PLANO, Texas— In a breach that has ultimately affected more than 70 credit unions, Marquis Software Solutions has filed a lawsuit against cybersecurity firm SonicWall, alleging that a vulnerability in SonicWall’s cloud backup systems led to a ransomware attack and data breach.
As the CU Daily has been reporting, numerous credit unions have been named as defendants in lawsuits related to the exposure of member data.

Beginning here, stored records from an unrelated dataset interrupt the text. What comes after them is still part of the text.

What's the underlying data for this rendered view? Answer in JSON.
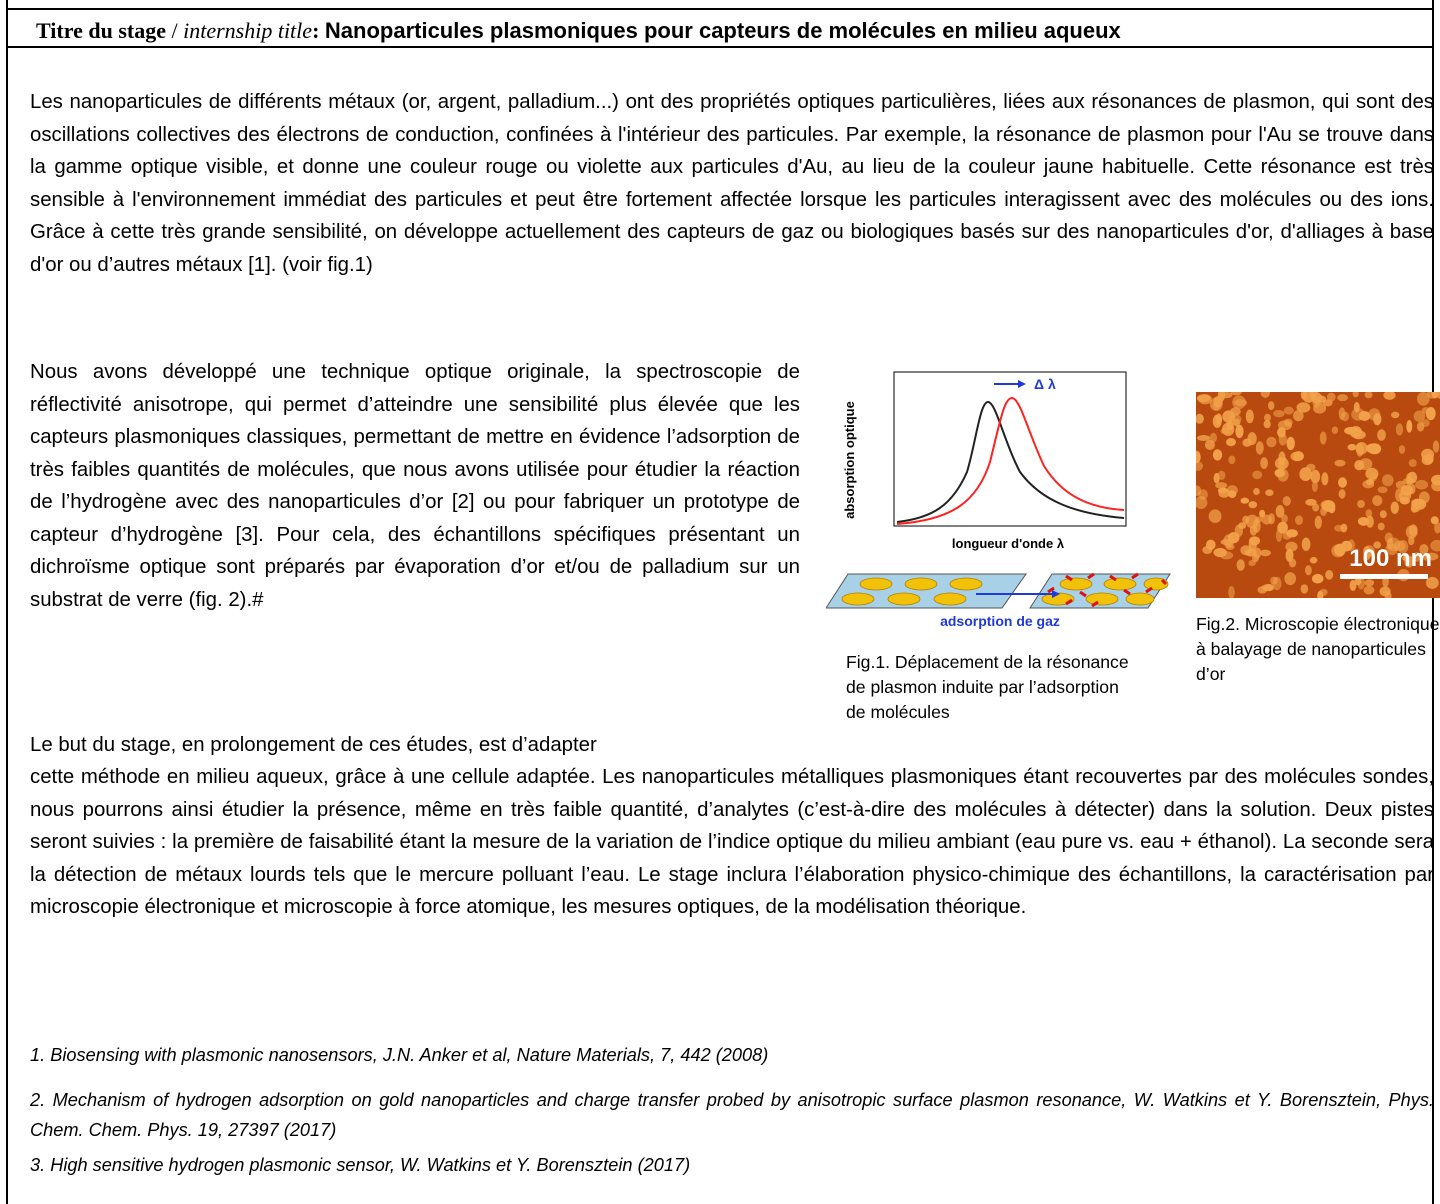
{
  "title": {
    "label_fr": "Titre du stage",
    "separator": " / ",
    "label_en": "internship title",
    "colon": ": ",
    "text": "Nanoparticules plasmoniques pour capteurs de molécules en milieu aqueux"
  },
  "paragraphs": {
    "p1": "Les nanoparticules de différents métaux (or, argent, palladium...) ont des propriétés optiques particulières, liées aux résonances de plasmon, qui sont des oscillations collectives des électrons de conduction, confinées à l'intérieur des particules. Par exemple, la résonance de plasmon pour l'Au se trouve dans la gamme optique visible, et donne une couleur rouge ou violette aux particules d'Au, au lieu de la couleur jaune habituelle. Cette résonance est très sensible à l'environnement immédiat des particules et peut être fortement affectée lorsque les particules interagissent avec des molécules ou des ions. Grâce à cette très grande sensibilité, on développe actuellement des capteurs de gaz ou biologiques basés sur des nanoparticules d'or,  d'alliages à base d'or ou d’autres métaux [1]. (voir fig.1)",
    "p2": "Nous avons développé une technique optique originale, la spectroscopie de réflectivité anisotrope, qui permet d’atteindre une sensibilité plus élevée que les capteurs plasmoniques classiques, permettant de mettre en évidence l’adsorption de très faibles quantités de molécules, que nous avons utilisée pour étudier la réaction de l’hydrogène avec des nanoparticules d’or [2] ou pour fabriquer un prototype de capteur d’hydrogène [3]. Pour cela, des échantillons spécifiques présentant un dichroïsme optique sont préparés par évaporation d’or et/ou de palladium sur un substrat de verre (fig. 2).#",
    "p3_first_line": "Le but du stage, en prolongement de ces études, est d’adapter",
    "p3_rest": "cette méthode en milieu aqueux, grâce à une cellule adaptée. Les nanoparticules métalliques plasmoniques étant recouvertes par des molécules sondes, nous pourrons ainsi étudier la présence, même en très faible quantité, d’analytes (c’est-à-dire des molécules à détecter) dans la solution. Deux pistes seront suivies : la première de faisabilité étant la mesure de la variation de l’indice optique du milieu ambiant (eau pure vs. eau + éthanol). La seconde sera la détection de métaux lourds tels que le mercure polluant l’eau. Le stage inclura l’élaboration physico-chimique des échantillons, la caractérisation par microscopie électronique et microscopie à force atomique, les mesures optiques, de la modélisation théorique."
  },
  "references": [
    "1. Biosensing with plasmonic nanosensors, J.N. Anker et al, Nature Materials, 7, 442 (2008)",
    "2. Mechanism of hydrogen adsorption on gold nanoparticles and charge transfer probed by anisotropic surface plasmon resonance, W. Watkins et Y. Borensztein, Phys. Chem. Chem. Phys. 19, 27397 (2017)",
    "3. High sensitive hydrogen plasmonic sensor, W. Watkins et Y. Borensztein (2017)"
  ],
  "figure1": {
    "ylabel": "absorption optique",
    "xlabel": "longueur d'onde λ",
    "shift_label": "Δ λ",
    "gas_label": "adsorption de gaz",
    "caption": "Fig.1. Déplacement de la résonance de plasmon induite par l’adsorption de molécules",
    "colors": {
      "before": "#222222",
      "after": "#ff2020",
      "arrow": "#1f3ad8"
    }
  },
  "figure2": {
    "scale_label": "100 nm",
    "caption": "Fig.2. Microscopie électronique à balayage de nanoparticules d’or",
    "colors": {
      "background": "#b84a10",
      "particle": "#f2a24a"
    }
  }
}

The lawsuit, first reported by BleepingComputer and Dark Reading, alleges that a security flaw in SonicWall’s MySonicWall cloud backup infrastructure allowed attackers to access firewall configuration backup files. Marquis contends that the compromised data was later used to infiltrate its systems and deploy ransomware.
API Allegedly Played Role
According to BleepingComputer, Marquis claims SonicWall introduced a vulnerability through an application programming interface (API) code change in February 2025, which allegedly enabled unauthorized access to customer firewall backup data stored in SonicWall’s cloud environment. The attackers allegedly used that information to bypass security controls.
Marquis discovered the ransomware attack in mid-August 2025, according to reporting by TechCrunch, which said the breach prompted notifications to dozens of U.S. banks and credit unions that rely on Marquis for compliance, analytics and marketing services. Security Boulevard reported that the incident exposed data belonging to hundreds of thousands of banking customers.
Additional Allegations
In its complaint, Marquis alleges negligence, misrepresentation and other claims, asserting that it had implemented multi-factor authentication and other security protections but that the intrusion stemmed from SonicWall’s cloud backup systems. The company is seeking monetary damages tied to incident response costs, business disruption and reputational harm, according to BleepingComputer.
SonicWall’s Response
SonicWall said it is reviewing the allegations and intends to defend itself, Dark Reading reported, adding that the company has not publicly acknowledged definitive technical evidence linking its cloud backup environment to the ransomware attack.